In the previous part, we have talked and learned about the VLSM, subnetting and categorization of routing protocols. Check Here.

Now, we will discuss about the three widely used routing protocols and their usage for a small to large size network.


Routing protocols:


Routing information protocol or RIP is a dynamic routing protocol which works on hop count metrics. The hop count is used to find out the best path from source to destination. RIP is a distance vector routing protocol which has administrative distance (AD) number of 120. It works on application layer of OSI model and uses port 520 for communication.

Count of hops – this term defines the number of routers or called nodes fall between the source to destination. In a RIP network, lowest hop count is taken as best route to reach a destination. RIP allow a limited number of hops in a network to prevent routing loops. It allows only 15 hops in a single RIP network.

We should know that RIP has its two versions as RIPv1 and RIPv2 and both offer different features. Majorly, RIP v1 is a classful protocol and RIP v2 is a classless routing protocol.




Open shortest path first or OSPF is a link state routing protocol. It works based on the shortest path from source to destination. It is developed by the IETF as an interior gateway protocol. OSPF is suitable for a large size network where it works based on an autonomous system. OSPF has administrative distance number of 110 and uses port 89.

Terms used in OSPF –

  • Router id – we need to set up a router id for each router in the network which represent a highest active IP address on that router.
  • Priority – this is an 8-bit value assigned to a router which is used while selecting a DR and BDR in the OSPF network.
  • DR or designated router – a DR is elected in the network to avoid adjacencies. All the routing updates or LSA first sent to the DR and then it distributes to all other routers. In an OSPF network, all the routers request for routing updates to the DR and the DR will respond to them.
  • BDR or backup designated router – BDR is a backup router of DR in an OSPF network. The BDR will active when the DR will go down.
  • Selection of BDR and DR – a DR is selected based on the priority number. Highest priority router will become the DR. If there is a tie between the priority level than the first highest priority loopback address is considered as DR. If there is no loopback address configured than the highest active IP address on an interface on a router will be considered as DR.



It is a dynamic routing protocol which uses the best path between the layer three devices to deliver a packet. This protocol works on network layer and uses port 88. It uses different AD values such as 5 for route summary, 170 for external routes and 90 for internal routes. EIGRP uses some messages to communicate to the neighbor devices, as:

  • Hello message – these are kept alive messages which exchanged between the routers in the EIGRP network.
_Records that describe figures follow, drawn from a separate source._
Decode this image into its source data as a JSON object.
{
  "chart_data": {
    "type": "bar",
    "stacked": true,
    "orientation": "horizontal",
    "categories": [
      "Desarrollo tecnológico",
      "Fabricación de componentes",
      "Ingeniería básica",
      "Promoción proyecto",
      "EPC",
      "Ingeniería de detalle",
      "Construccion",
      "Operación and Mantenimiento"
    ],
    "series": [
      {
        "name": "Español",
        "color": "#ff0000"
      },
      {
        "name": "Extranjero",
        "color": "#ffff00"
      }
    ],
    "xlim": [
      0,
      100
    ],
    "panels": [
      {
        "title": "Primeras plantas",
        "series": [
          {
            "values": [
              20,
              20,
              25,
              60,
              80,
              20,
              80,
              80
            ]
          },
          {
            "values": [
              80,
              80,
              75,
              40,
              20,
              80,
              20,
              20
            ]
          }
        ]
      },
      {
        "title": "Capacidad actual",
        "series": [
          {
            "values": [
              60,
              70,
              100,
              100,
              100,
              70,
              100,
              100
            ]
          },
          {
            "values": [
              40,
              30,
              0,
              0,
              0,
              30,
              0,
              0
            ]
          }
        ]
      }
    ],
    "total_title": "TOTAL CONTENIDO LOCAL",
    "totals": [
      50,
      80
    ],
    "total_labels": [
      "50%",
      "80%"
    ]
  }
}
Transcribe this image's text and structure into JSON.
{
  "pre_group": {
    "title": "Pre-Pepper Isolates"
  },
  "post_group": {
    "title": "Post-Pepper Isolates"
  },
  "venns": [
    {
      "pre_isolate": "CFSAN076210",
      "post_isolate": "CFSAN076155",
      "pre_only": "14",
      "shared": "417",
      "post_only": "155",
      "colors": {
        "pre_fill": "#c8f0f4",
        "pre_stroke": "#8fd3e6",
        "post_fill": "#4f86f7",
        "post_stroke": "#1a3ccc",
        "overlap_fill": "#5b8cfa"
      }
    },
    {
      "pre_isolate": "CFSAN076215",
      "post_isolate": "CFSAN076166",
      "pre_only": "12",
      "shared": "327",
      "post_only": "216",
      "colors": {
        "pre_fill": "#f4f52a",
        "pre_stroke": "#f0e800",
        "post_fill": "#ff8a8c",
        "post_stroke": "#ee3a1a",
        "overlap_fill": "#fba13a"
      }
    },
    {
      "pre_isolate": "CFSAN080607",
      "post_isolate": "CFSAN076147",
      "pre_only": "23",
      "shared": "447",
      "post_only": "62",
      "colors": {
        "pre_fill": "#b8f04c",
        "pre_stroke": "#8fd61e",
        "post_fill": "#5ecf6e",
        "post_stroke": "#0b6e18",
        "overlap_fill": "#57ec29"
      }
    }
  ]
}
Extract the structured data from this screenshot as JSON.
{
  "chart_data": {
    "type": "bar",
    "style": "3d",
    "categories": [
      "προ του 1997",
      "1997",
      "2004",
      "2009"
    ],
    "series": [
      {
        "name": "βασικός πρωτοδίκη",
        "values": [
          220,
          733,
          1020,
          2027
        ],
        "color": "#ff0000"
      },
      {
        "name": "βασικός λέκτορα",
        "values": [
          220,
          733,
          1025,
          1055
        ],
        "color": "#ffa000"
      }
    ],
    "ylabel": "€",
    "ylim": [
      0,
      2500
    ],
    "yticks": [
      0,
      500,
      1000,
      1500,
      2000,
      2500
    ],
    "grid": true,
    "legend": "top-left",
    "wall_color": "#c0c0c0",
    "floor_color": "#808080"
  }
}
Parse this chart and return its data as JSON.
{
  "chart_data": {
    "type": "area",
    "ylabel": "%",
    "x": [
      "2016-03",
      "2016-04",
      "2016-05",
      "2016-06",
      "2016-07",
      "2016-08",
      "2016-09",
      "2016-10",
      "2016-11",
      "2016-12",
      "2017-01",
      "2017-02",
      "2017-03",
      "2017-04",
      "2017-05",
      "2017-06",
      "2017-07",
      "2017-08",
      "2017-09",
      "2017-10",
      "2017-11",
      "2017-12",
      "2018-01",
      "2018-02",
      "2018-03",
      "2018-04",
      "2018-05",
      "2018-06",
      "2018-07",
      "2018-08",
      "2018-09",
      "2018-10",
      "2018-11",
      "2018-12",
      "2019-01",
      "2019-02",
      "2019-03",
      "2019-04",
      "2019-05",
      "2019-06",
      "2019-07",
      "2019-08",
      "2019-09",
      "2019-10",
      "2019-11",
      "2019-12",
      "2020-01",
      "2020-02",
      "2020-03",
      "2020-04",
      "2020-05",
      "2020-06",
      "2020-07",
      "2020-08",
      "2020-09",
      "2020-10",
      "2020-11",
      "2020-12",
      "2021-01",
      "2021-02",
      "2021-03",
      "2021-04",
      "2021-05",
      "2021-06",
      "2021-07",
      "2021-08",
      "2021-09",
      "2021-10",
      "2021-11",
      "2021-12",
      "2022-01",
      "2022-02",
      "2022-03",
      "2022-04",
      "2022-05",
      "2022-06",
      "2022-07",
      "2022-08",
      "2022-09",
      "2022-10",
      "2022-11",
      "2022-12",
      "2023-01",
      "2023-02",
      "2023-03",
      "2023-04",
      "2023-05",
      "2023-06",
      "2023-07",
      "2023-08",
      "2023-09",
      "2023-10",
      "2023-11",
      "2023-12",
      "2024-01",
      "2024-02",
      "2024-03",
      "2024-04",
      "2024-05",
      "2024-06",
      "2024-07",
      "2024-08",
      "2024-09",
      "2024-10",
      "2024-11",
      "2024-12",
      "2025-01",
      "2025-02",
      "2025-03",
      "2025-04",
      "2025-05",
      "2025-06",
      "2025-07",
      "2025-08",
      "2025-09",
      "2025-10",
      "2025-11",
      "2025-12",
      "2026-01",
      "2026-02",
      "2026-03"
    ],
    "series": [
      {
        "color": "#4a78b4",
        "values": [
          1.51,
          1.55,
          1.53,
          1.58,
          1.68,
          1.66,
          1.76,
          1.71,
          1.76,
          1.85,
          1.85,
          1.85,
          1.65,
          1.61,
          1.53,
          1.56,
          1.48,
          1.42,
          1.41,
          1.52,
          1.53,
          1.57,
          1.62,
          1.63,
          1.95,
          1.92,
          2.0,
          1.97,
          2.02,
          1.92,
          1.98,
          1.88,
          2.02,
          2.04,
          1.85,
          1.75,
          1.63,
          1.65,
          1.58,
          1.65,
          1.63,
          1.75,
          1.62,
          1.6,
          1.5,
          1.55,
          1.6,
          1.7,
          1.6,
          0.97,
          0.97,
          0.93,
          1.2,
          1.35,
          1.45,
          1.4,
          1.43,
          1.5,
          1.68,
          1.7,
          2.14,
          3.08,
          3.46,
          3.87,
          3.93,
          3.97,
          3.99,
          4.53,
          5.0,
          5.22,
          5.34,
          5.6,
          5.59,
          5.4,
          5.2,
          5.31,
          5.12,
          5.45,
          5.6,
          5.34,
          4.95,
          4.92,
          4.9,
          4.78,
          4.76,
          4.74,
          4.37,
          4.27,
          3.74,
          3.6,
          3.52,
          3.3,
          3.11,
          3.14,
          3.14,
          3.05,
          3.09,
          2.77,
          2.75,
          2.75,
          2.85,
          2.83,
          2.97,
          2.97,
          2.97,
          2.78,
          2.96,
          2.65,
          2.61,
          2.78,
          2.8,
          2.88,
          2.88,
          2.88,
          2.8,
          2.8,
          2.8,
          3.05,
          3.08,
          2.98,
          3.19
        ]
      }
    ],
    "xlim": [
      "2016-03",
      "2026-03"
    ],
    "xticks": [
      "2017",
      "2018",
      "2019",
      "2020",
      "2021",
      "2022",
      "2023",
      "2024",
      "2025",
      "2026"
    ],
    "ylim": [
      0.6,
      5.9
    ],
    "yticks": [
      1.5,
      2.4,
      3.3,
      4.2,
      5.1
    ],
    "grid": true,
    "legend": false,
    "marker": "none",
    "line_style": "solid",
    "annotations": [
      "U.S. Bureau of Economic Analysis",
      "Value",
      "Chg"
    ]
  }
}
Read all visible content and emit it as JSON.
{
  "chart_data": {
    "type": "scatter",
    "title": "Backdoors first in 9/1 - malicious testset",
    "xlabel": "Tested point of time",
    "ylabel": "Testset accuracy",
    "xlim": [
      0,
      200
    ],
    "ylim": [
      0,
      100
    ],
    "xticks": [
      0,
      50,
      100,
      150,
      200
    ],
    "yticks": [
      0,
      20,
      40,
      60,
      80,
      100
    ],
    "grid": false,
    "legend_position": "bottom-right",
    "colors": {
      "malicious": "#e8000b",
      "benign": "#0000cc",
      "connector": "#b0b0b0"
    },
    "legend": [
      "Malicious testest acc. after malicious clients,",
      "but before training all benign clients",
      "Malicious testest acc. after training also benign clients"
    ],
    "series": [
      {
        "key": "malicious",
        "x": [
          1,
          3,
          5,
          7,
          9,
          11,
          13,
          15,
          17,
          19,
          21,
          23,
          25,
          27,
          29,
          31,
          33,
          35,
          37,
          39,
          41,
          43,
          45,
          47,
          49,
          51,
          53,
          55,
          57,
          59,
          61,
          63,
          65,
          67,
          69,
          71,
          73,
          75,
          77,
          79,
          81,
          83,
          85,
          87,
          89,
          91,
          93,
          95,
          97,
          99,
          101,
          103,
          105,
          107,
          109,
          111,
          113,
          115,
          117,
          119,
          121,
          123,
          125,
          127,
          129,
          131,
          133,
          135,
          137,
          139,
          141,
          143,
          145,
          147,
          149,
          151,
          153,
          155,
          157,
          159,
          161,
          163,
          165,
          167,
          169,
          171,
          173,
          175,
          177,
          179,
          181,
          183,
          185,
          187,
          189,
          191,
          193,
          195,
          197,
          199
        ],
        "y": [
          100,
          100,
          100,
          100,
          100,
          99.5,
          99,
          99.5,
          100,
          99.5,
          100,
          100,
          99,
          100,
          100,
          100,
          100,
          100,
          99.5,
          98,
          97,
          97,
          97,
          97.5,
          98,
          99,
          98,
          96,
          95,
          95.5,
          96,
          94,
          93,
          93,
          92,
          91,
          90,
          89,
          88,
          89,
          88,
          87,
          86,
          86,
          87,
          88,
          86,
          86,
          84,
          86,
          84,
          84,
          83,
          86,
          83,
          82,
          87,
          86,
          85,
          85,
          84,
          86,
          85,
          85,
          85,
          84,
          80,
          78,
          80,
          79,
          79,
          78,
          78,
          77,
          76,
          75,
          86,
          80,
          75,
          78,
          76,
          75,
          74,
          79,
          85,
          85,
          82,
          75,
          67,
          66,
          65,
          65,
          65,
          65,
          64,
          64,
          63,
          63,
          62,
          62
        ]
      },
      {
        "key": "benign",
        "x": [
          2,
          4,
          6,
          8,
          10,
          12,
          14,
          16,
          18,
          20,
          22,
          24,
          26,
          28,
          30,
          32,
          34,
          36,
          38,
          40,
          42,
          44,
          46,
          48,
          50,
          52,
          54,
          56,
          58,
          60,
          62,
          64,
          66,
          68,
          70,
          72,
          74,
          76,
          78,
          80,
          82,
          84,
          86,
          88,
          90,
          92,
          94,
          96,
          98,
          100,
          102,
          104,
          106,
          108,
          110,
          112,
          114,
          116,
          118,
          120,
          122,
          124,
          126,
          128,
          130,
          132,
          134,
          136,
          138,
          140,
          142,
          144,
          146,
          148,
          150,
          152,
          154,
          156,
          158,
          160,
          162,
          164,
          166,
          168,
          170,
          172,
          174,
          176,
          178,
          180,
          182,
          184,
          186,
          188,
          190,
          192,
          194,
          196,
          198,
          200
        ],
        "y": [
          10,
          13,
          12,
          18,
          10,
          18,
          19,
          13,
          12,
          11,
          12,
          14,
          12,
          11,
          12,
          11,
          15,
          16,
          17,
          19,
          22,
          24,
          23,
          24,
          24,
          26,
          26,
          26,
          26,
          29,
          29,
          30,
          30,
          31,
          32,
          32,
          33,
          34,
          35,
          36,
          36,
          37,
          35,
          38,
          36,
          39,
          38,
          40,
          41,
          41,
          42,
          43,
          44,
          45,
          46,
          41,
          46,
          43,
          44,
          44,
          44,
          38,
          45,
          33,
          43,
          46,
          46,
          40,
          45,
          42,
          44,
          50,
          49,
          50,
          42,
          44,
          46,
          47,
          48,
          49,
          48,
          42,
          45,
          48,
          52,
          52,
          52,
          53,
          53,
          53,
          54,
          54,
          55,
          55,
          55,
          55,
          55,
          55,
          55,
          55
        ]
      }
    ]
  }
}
The hello messages are also used to discover and recover neighbor routers.
  • Null update – these messages are used to calculate the round trip timer and retransmission timer.
  • Full update – these messages are exchanged after the hello message which is used to find out the best route.
  • Partial update – these messages are used to exchange topology change update and contain only changed route detail.
  • Reply message – these messages are acknowledgement of a query message asked by a requesting router.
  • Acknowledgement message – these messages are used to exchange updates, replies and queries with no data.
  • Timers – EIGRP uses two types of timers, as hello and dead timer. Hello timer is the time interval after that a router send hello packet. While the dead timer is the time interval after that a neighbor declared as dead. Hello timer is 5 second and dead timer is 15 second by default.



This protocol enabled the internet to work. This border gateway protocol or BGP enable devices to communicate over a large autonomous system. BGP works by peering the routers to reach a packet nearest to its destination. It is mainly used where two networks are connected and need to share data between same ASN (Autonomous number system). In networking, there are two types of BGP protocols works as; iBGP and eBGP. Both iBGP (internal BGP) and eBGP (external BGP) follow different methods to send and receive data. eBGP is supported by iBGP to advertise routes and forward it in the entire network.

Weight, local preference, locally produced, AS Path length, origin type, multi-exit discriminator, eBGP over iBGP, IGP metric, router ID, cluster list, and neighbor IP address are all factors that BGP can use to make routing decisions. When something changes, BGP just provides updated router table data. As a result, topology changes are not automatically discovered, requiring the user to manually configure BGP. In terms of security, the BGP protocol can be authenticated, allowing only authorized routers to communicate with one another.